METHODS:A retrospective analysis of United States (US) healthcare claims from the Symphony Health Solutions Integrated Dataverse database was conducted. These claims contain patient-level data from physician practices, pharmacies, and hospitals linked by unique patient identifiers (Health Insurance Portability and Accountability Act compliant) for a broad longitudinal view of healthcare delivery and patient usage patterns. Claims from July 2010 through March 2015 were analyzed and patients with ≥1 diagnostic code for OSA were identified. OSA patient claims were further analyzed to assess demographics, comorbidities, and device and stimulant (traditional stimulants and wake-promoting agents [WPAs]) utilization. In this analysis, traditional stimulants were amphetamines and methylphenidate; WPAs were modafinil and armodafinil. Estimated dataset capture: 73% of prescription activity, 55% of medical (physician offices, clinics) claims, and 25% of hospital activity in the US.
RESULTS: In the 4.75-year period, 12.4 million patients with OSA were identified. Pulmonologists, primary care physicians (PCPs; general practice, family practice, internal medicine), neurologists, and sleep medicine specialists accounted for the majority of diagnosis, device treatment, and drug treatment of OSA. Pulmonologists were the primary diagnosing specialty for 44% of patients with OSA, followed by PCPs (21%), neurologists (12%), and sleep medicine specialists (9%). Specialties accounting for the majority of positive airway pressure (PAP) devices, oral appliances, and surgery were pulmonologists (36%), PCPs (32%), neurologists (9%), and sleep medicine specialists (8%). Specialties accounting for stimulant prescriptions included psychiatrists (36%), PCPs (30%), neurologists (11%), pulmonologists (10%), and sleep medicine specialists (4%). Time from continuous PAP device treatment initiation to stimulant use varied from 1 to 6 months across specialties with earlier initiation reported for PCP’s and psychiatrists.
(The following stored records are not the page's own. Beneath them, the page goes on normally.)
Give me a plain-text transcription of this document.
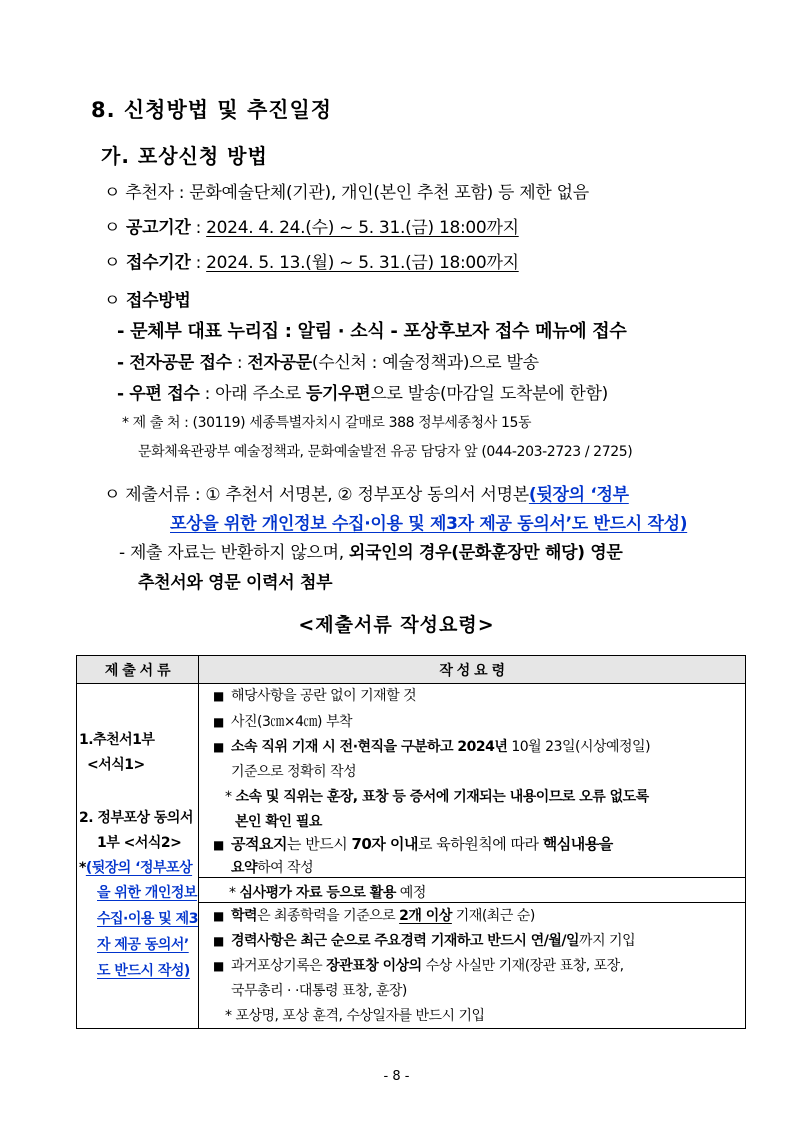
8. 신청방법 및 추진일정
가. 포상신청 방법
ㅇ 추천자 : 문화예술단체(기관), 개인(본인 추천 포함) 등 제한 없음
ㅇ 공고기간 : 2024. 4. 24.(수) ~ 5. 31.(금) 18:00까지
ㅇ 접수기간 : 2024. 5. 13.(월) ~ 5. 31.(금) 18:00까지
ㅇ 접수방법
- 문체부 대표 누리집 : 알림 · 소식 - 포상후보자 접수 메뉴에 접수
- 전자공문 접수 : 전자공문(수신처 : 예술정책과)으로 발송
- 우편 접수 : 아래 주소로 등기우편으로 발송(마감일 도착분에 한함)
* 제 출 처 : (30119) 세종특별자치시 갈매로 388 정부세종청사 15동
문화체육관광부 예술정책과, 문화예술발전 유공 담당자 앞 (044-203-2723 / 2725)
ㅇ 제출서류 : ① 추천서 서명본, ② 정부포상 동의서 서명본(뒷장의 ‘정부
포상을 위한 개인정보 수집·이용 및 제3자 제공 동의서’도 반드시 작성)
- 제출 자료는 반환하지 않으며, 외국인의 경우(문화훈장만 해당) 영문
추천서와 영문 이력서 첨부
<제출서류 작성요령>
제 출 서 류	작 성 요 령
1.추천서1부
<서식1>
2. 정부포상 동의서
1부 <서식2>
*(뒷장의 ‘정부포상
을 위한 개인정보
수집·이용 및 제3
자 제공 동의서’
도 반드시 작성)
■ 해당사항을 공란 없이 기재할 것
■ 사진(3㎝×4㎝) 부착
■ 소속 직위 기재 시 전·현직을 구분하고 2024년 10월 23일(시상예정일)
기준으로 정확히 작성
* 소속 및 직위는 훈장, 표창 등 증서에 기재되는 내용이므로 오류 없도록
본인 확인 필요
■ 공적요지는 반드시 70자 이내로 육하원칙에 따라 핵심내용을
요약하여 작성
* 심사평가 자료 등으로 활용 예정
■ 학력은 최종학력을 기준으로 2개 이상 기재(최근 순)
■ 경력사항은 최근 순으로 주요경력 기재하고 반드시 연/월/일까지 기입
■ 과거포상기록은 장관표창 이상의 수상 사실만 기재(장관 표창, 포장,
국무총리 · ·대통령 표창, 훈장)
* 포상명, 포상 훈격, 수상일자를 반드시 기입
- 8 -
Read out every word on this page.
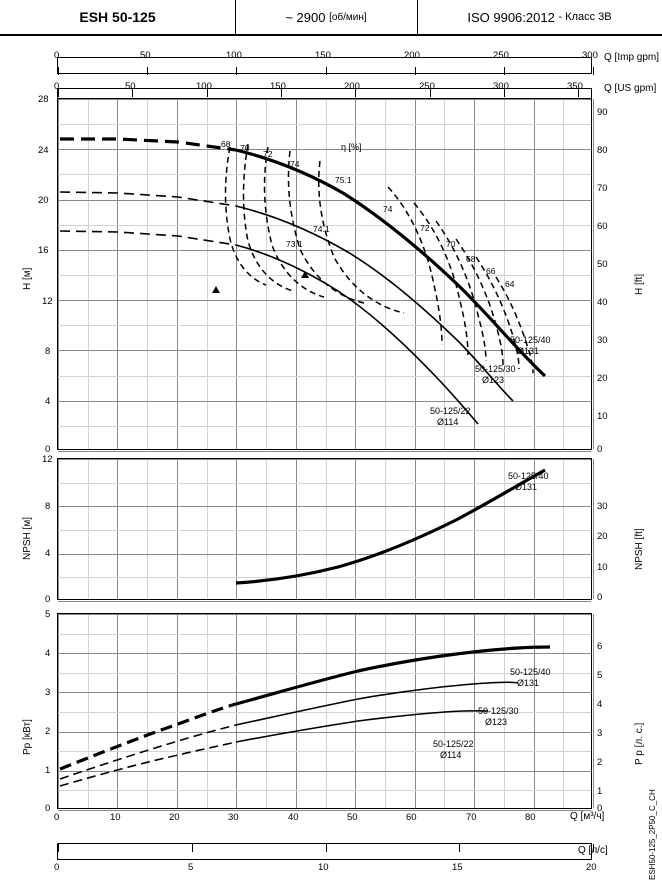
ESH 50-125	~ 2900
[об/мин]	ISO 9906:2012
- Класс 3B
0	50	100	150	200	250	300 Q [Imp gpm]
0	50	100	150	200	250	300	350 Q [US gpm]
68 70
72
74
75.1
74.1
73.1
74
72
70
68
66
64
η [%]
50-125/40
Ø131
50-125/30
Ø123
50-125/22
Ø114
28
24
20
16
12
8
4
0
H [м]
90
80
70
60
50
40
30
20
10
0
H [ft]
50-125/40
Ø131
12
8
4
0
NPSH [м]
30
20
10
0
NPSH [ft]
50-125/40
Ø131
50-125/30
Ø123
50-125/22
Ø114
5
4
3
2
1
0
Pp [кВт]
6
5
4
3
2
1
0
P p [л. с.]
0	10	20	30	40	50	60	70	80	Q [м³/ч]
0	5	10	15	20
Q [л/c]	ESH50-125_2P50_C_CH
CONCLUSIONS: Although pulmonologists accounted for the largest portion of OSA diagnosis and device/surgery treatment, they were not high prescribers of stimulants in OSA. PCPs were equally represented across diagnosis, device/surgery treatment, and stimulant prescribing in OSA. It appeared that PCPs provided the entire continuum of care for many patients with OSA. Psychiatrists were not involved in diagnosis or device/surgery treatment of OSA, but they accounted for the most prescribing of stimulants. PCPs and psychiatrists apparently added stimulant therapy sooner than other specialties. Limitations of this research include the retrospective study design, lack of confirmed prescribing indications for medication claims, and potential bias related to sampling error.